Der häufigste „Fehler“, den die Patienten machen, ist die Mobilisation. Frei nach dem Motto, „belasten, was belastet werden kann“ (Dr. Gerald Engels), laufen die meisten Patienten weiter auf ihrem Ulcus herum. Da viele Patienten alleinstehend sind oder ebenfalls kranke Angehörige haben und häufig am Existenzminimum leben, sind sie auf zwei funktionierende Beine und Füße angewiesen. Dazu kommt, dass die ausgeprägte PNP dazu führt, dass sie häufig keine Schmerzen in den betroffenen Bereichen spüren und diese ausblenden (Leibesinselschwund, Dr. Alexander Risse).
Natürlich muss eine Entlastung her, aber hier sind wir als Behandler gefragt. Es gibt Filztechniken, die eine Wunde komplett entlasten, dafür benötigt man Erfahrung, Material, Zeit und häufige Patientenkontakte. Dies ist in der ambulanten Therapie in ländlichen Gegenden äußerst schwierig umsetzbar. Unterarmgehstützen sind bei der Patientenklientel – multimorbide, betagt, gang- und standunsicher mit Sehstörungen – häufig eher lebensgefährlich. Sie sollten herausfinden, welche Möglichkeiten im häuslichen Umfeld der Patienten zu finden sind und diese ausschöpfen (Nachbarn, Pflegedienst, Essen auf Rädern etc.), entsprechende Hilfsmittel verordnen (Toilettenstuhl, Rollstuhl, Urinflasche) und wenn dies nicht ausreicht, das Therapieziel überdenken.

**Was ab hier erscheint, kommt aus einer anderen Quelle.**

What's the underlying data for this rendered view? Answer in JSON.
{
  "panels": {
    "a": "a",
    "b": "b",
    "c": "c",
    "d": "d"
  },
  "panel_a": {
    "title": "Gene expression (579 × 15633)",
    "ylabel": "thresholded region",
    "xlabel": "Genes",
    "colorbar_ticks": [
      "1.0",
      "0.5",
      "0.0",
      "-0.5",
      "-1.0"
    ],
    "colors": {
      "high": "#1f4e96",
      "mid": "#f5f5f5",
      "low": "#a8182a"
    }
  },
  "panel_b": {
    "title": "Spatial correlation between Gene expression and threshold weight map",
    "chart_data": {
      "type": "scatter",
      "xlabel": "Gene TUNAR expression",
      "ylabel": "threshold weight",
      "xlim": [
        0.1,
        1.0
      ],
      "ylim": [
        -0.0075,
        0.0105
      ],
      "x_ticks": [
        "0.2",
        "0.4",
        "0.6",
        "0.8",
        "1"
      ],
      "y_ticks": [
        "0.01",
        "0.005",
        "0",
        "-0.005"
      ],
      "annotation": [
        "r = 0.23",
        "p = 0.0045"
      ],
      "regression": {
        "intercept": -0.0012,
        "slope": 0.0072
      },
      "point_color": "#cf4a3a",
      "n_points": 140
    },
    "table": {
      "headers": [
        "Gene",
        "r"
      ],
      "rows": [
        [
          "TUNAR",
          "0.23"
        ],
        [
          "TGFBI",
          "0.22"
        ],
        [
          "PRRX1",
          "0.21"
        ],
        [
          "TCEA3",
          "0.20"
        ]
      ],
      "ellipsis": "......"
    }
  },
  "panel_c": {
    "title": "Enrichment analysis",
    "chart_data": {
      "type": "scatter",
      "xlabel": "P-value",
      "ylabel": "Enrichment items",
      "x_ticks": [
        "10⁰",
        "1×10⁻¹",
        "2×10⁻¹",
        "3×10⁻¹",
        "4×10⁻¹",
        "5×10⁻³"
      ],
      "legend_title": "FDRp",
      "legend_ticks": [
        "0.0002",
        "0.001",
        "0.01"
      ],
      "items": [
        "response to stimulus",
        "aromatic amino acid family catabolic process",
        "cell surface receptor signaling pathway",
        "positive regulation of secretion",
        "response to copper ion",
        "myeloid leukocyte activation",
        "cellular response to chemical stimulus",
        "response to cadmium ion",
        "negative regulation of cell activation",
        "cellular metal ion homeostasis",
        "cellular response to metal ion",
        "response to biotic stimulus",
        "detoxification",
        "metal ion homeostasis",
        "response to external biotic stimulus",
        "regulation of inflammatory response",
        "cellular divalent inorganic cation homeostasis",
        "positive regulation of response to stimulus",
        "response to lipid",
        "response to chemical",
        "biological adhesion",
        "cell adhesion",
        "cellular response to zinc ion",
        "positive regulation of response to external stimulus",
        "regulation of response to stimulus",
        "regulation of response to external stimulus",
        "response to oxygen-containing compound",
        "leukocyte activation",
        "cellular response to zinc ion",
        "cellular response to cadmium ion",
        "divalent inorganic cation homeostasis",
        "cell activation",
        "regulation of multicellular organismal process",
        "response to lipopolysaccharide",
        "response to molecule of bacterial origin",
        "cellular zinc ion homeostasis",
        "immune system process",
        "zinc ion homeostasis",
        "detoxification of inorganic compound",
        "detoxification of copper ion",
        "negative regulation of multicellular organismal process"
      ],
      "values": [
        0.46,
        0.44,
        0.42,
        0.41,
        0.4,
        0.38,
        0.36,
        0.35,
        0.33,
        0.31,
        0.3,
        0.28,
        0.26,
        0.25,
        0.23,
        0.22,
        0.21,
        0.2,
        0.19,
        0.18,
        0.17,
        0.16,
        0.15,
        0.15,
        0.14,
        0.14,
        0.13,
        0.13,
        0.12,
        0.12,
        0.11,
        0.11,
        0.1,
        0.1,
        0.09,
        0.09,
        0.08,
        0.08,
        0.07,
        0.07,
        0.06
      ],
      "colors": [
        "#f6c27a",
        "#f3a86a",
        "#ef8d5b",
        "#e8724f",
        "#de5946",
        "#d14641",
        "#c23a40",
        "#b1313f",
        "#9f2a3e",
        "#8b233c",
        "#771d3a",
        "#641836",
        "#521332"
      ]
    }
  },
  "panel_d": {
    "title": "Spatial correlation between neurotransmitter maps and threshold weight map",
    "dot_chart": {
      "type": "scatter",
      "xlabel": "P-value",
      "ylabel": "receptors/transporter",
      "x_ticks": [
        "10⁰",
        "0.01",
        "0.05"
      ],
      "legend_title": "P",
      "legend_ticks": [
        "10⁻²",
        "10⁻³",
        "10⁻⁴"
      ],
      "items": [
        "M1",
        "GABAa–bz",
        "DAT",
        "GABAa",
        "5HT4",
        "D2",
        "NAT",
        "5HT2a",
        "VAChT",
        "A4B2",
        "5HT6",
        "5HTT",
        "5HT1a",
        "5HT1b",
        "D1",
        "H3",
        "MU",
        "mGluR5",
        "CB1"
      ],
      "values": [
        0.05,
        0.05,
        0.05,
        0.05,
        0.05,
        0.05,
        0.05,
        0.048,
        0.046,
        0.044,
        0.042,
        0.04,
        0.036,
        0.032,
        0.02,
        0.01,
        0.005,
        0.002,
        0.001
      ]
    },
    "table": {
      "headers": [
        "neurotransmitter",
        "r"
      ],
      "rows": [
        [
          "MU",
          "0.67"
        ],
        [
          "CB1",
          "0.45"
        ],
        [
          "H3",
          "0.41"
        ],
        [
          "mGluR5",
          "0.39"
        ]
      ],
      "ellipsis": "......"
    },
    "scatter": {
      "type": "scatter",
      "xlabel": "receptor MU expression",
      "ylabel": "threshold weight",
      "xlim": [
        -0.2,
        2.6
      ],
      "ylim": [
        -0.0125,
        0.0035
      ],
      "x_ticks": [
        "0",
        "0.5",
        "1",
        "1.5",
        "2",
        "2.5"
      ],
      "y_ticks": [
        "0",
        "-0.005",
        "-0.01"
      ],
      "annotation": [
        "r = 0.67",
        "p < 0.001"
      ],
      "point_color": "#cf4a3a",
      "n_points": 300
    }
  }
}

Eine weitere Herausforderung stellt die Eigenversorgung von Wunden mit allen möglichen im Haushalt vorhandenen Utensilien dar. Wundverbände mit Panzerband, Nägel schneiden mit dem Seitenschneider, Abszesse aufstechen mit dem Taschenmesser und noch viel Kreatives mehr. Daher ist es wichtig, die Patienten und Angehörige von vornherein in die Behandlung mit einzubeziehen, ihnen die nötigen Materialien zur Verfügung zu stellen und sie in ihrem Lernprozess zu begleiten, bis sie die wichtigsten Grundsätze verinnerlicht haben. Das Ziel sollte sein, dass Patienten und Angehörige ein Verständnis für ihre Erkrankung entwickeln und die Kompetenz damit umzugehen. Danach ist der Rest nur noch Formsache.
*Anmerkung der Autorin: Die Produktnennung erfolgt ohne Gegenleistung seitens der Firma und lediglich aufgrund der guten Erfahrung, die wir in der Fußambulanz mit diesem Produkt gemacht haben.